Ripensiamo adesso, per un momento, all’ora tremenda della passione di nostro Signore Gesù. Una passione iniziata nel silenzio terrificante dell’orto degli ulivi. Gesù vive in tutta la sua umanità senza alcun privilegio particolare il dolore dell’abbandono. È in questa solitudine che egli rivolge un’ultima preghiera al Padre perché lo salvi da quest’ora. L’unica risposta: il silenzio.
L’unico rumore, quello del vento che scuote le foglie degli alberi e rende ancora più acuto il dolore dell’assenza del Padre. Questa è l’ora in cui il Padre si ritira nel suo silenzio… non per abbandonare il Figlio ma perché il Figlio, ormai pronto a consumarsi per amore dell’umanità, compia  l’atto supremo e libero di donare la vita per la salvezza di tutti.
Il silenzio del Padre potrebbe sembrare il più grande atto di indifferenza di Dio. È invece il più grande atto d’amore. Ma come ogni atto di quelli, vi sono degli atti d’amore che costano quanto la vita stessa.

Il silenzio del Padre squarcia prima il cuore del Padre, perché Egli riconosce questa come l’unica via per insegnare l’amore all’umanità.
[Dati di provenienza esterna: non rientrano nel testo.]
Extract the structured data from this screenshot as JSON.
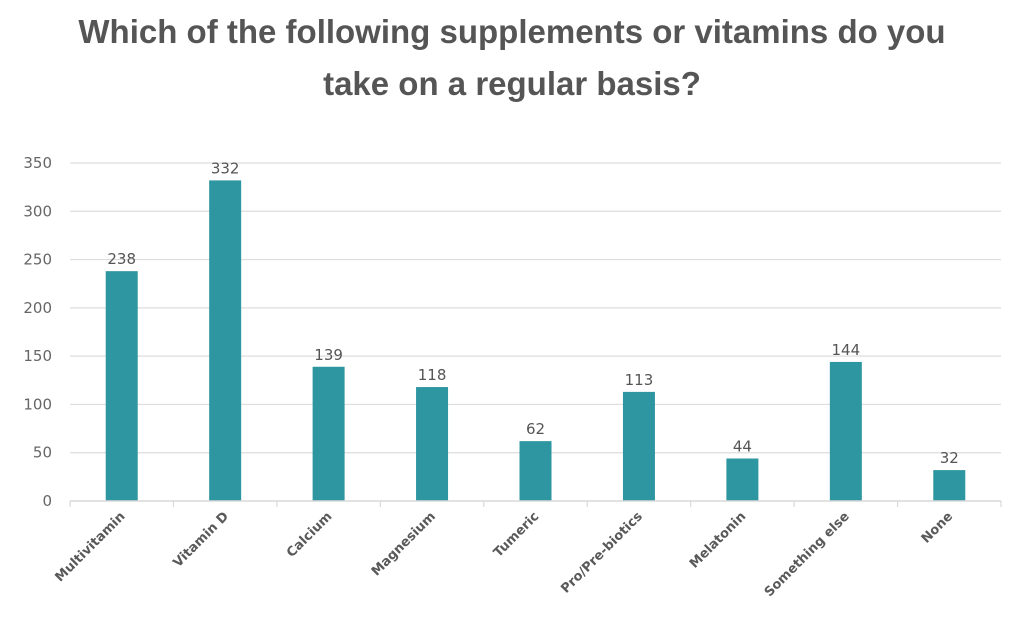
{
  "chart_data": {
    "type": "bar",
    "title_lines": [
      "Which of the following supplements or vitamins do you",
      "take on a regular basis?"
    ],
    "categories": [
      "Multivitamin",
      "Vitamin D",
      "Calcium",
      "Magnesium",
      "Tumeric",
      "Pro/Pre-biotics",
      "Melatonin",
      "Something else",
      "None"
    ],
    "values": [
      238,
      332,
      139,
      118,
      62,
      113,
      44,
      144,
      32
    ],
    "data_labels": [
      "238",
      "332",
      "139",
      "118",
      "62",
      "113",
      "44",
      "144",
      "32"
    ],
    "xlabel": "",
    "ylabel": "",
    "ylim": [
      0,
      350
    ],
    "yticks": [
      0,
      50,
      100,
      150,
      200,
      250,
      300,
      350
    ],
    "ytick_labels": [
      "0",
      "50",
      "100",
      "150",
      "200",
      "250",
      "300",
      "350"
    ],
    "grid": true,
    "legend": "none",
    "bar_color": "#2E96A0",
    "grid_color": "#DDDDDD"
  }
}
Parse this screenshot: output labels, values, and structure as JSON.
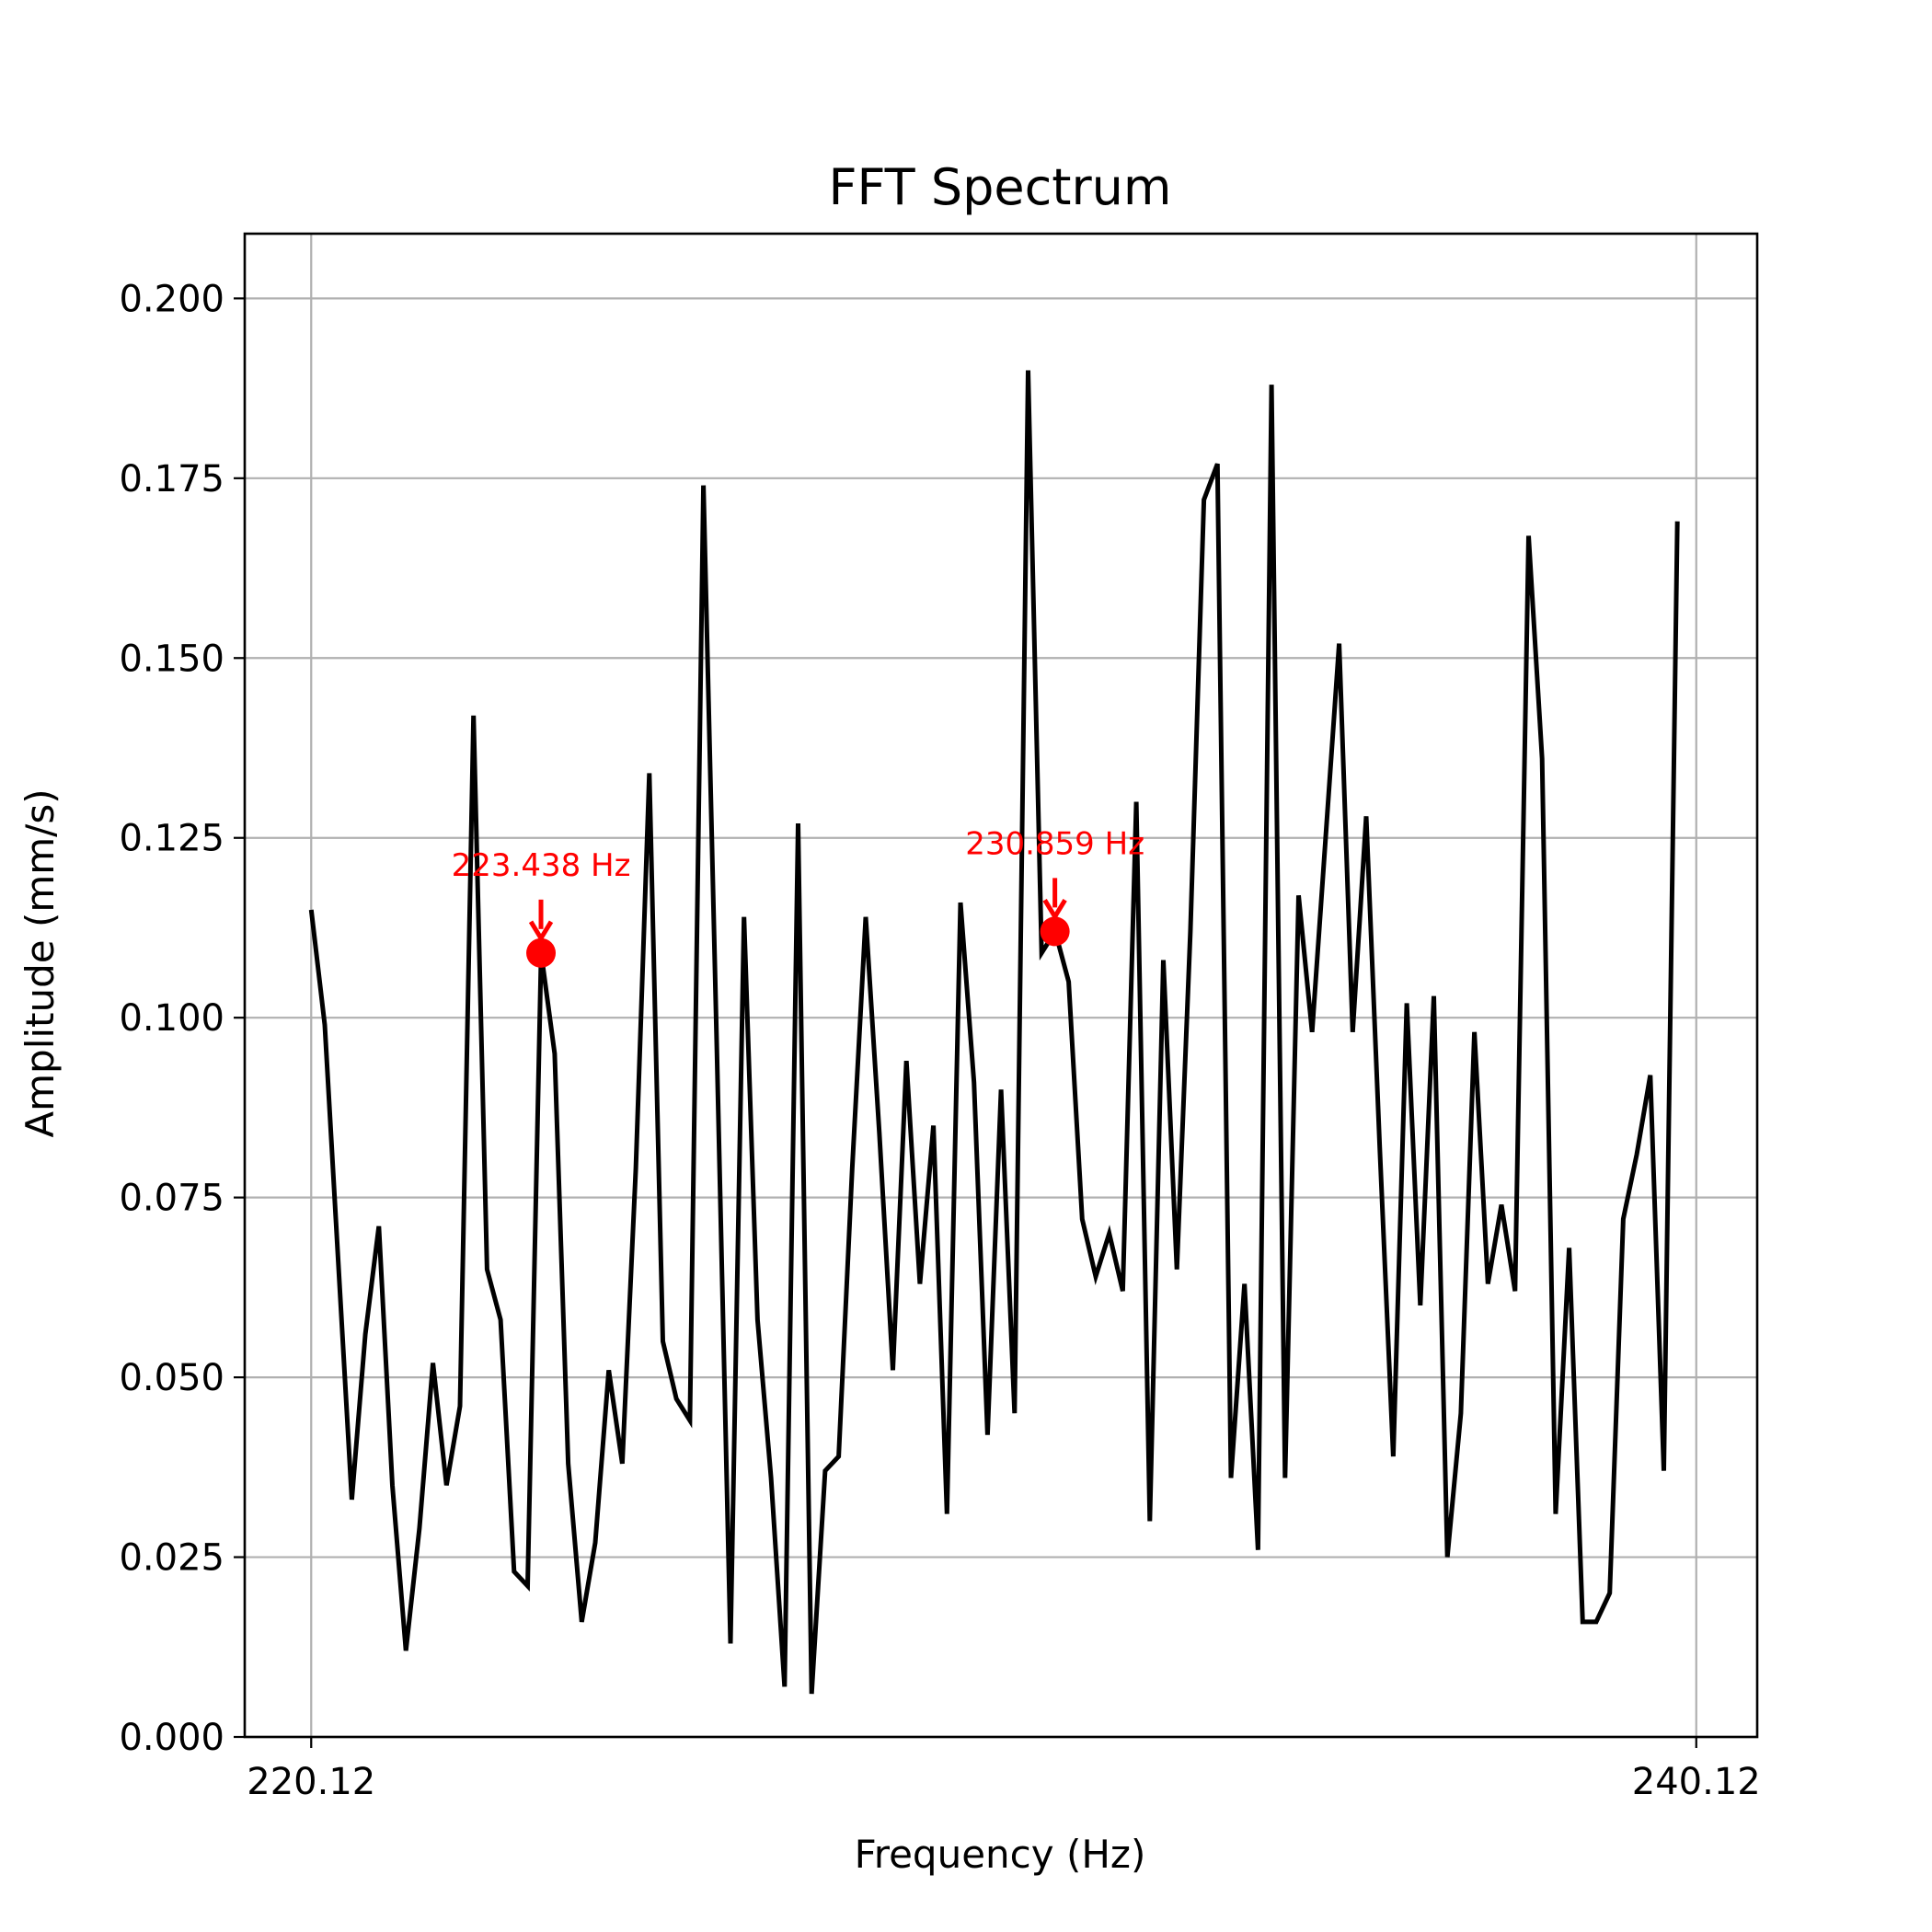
{
  "chart_data": {
    "type": "line",
    "title": "FFT Spectrum",
    "xlabel": "Frequency (Hz)",
    "ylabel": "Amplitude (mm/s)",
    "xlim": [
      219.16,
      241.0
    ],
    "ylim": [
      0,
      0.209
    ],
    "grid": true,
    "line_color": "#000000",
    "grid_color": "#b0b0b0",
    "x_ticks": [
      {
        "value": 220.12,
        "label": "220.12"
      },
      {
        "value": 240.12,
        "label": "240.12"
      }
    ],
    "y_ticks": [
      {
        "value": 0.0,
        "label": "0.000"
      },
      {
        "value": 0.025,
        "label": "0.025"
      },
      {
        "value": 0.05,
        "label": "0.050"
      },
      {
        "value": 0.075,
        "label": "0.075"
      },
      {
        "value": 0.1,
        "label": "0.100"
      },
      {
        "value": 0.125,
        "label": "0.125"
      },
      {
        "value": 0.15,
        "label": "0.150"
      },
      {
        "value": 0.175,
        "label": "0.175"
      },
      {
        "value": 0.2,
        "label": "0.200"
      }
    ],
    "x_start": 220.12,
    "x_step": 0.1953125,
    "values": [
      0.115,
      0.099,
      0.066,
      0.033,
      0.056,
      0.071,
      0.035,
      0.012,
      0.029,
      0.052,
      0.035,
      0.046,
      0.142,
      0.065,
      0.058,
      0.023,
      0.021,
      0.109,
      0.095,
      0.038,
      0.016,
      0.027,
      0.051,
      0.038,
      0.079,
      0.134,
      0.055,
      0.047,
      0.044,
      0.174,
      0.095,
      0.013,
      0.114,
      0.058,
      0.036,
      0.007,
      0.127,
      0.006,
      0.037,
      0.039,
      0.079,
      0.114,
      0.084,
      0.051,
      0.094,
      0.063,
      0.085,
      0.031,
      0.116,
      0.091,
      0.042,
      0.09,
      0.045,
      0.19,
      0.109,
      0.112,
      0.105,
      0.072,
      0.064,
      0.07,
      0.062,
      0.13,
      0.03,
      0.108,
      0.065,
      0.112,
      0.172,
      0.177,
      0.036,
      0.063,
      0.026,
      0.188,
      0.036,
      0.117,
      0.098,
      0.125,
      0.152,
      0.098,
      0.128,
      0.082,
      0.039,
      0.102,
      0.06,
      0.103,
      0.025,
      0.045,
      0.098,
      0.063,
      0.074,
      0.062,
      0.167,
      0.136,
      0.031,
      0.068,
      0.016,
      0.016,
      0.02,
      0.072,
      0.081,
      0.092,
      0.037,
      0.169
    ],
    "annotations": [
      {
        "x": 223.438,
        "y": 0.109,
        "label": "223.438 Hz",
        "color": "#ff0000"
      },
      {
        "x": 230.859,
        "y": 0.112,
        "label": "230.859 Hz",
        "color": "#ff0000"
      }
    ]
  }
}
Il silenzio del Padre squarcia il cuore di Gesù e lo mette davanti all’ultima decisione… Quella finale.
Nell’ora della passione di Gesù il Padre chiede a noi i figli redenti dal sangue del Figlio, di consolare il Figlio. Lo facciamo scegliendo la via dell’Amore, scegliendo la sua Parola, scegliendo di rimanere con lui sotto la croce. Lo facciamo lasciandoci ispirare dai salmi e dalla parola di Dio nell’Antico Testamento in cui Dio consolava prima del tempo il messia che avrebbe offerto la vita per noi.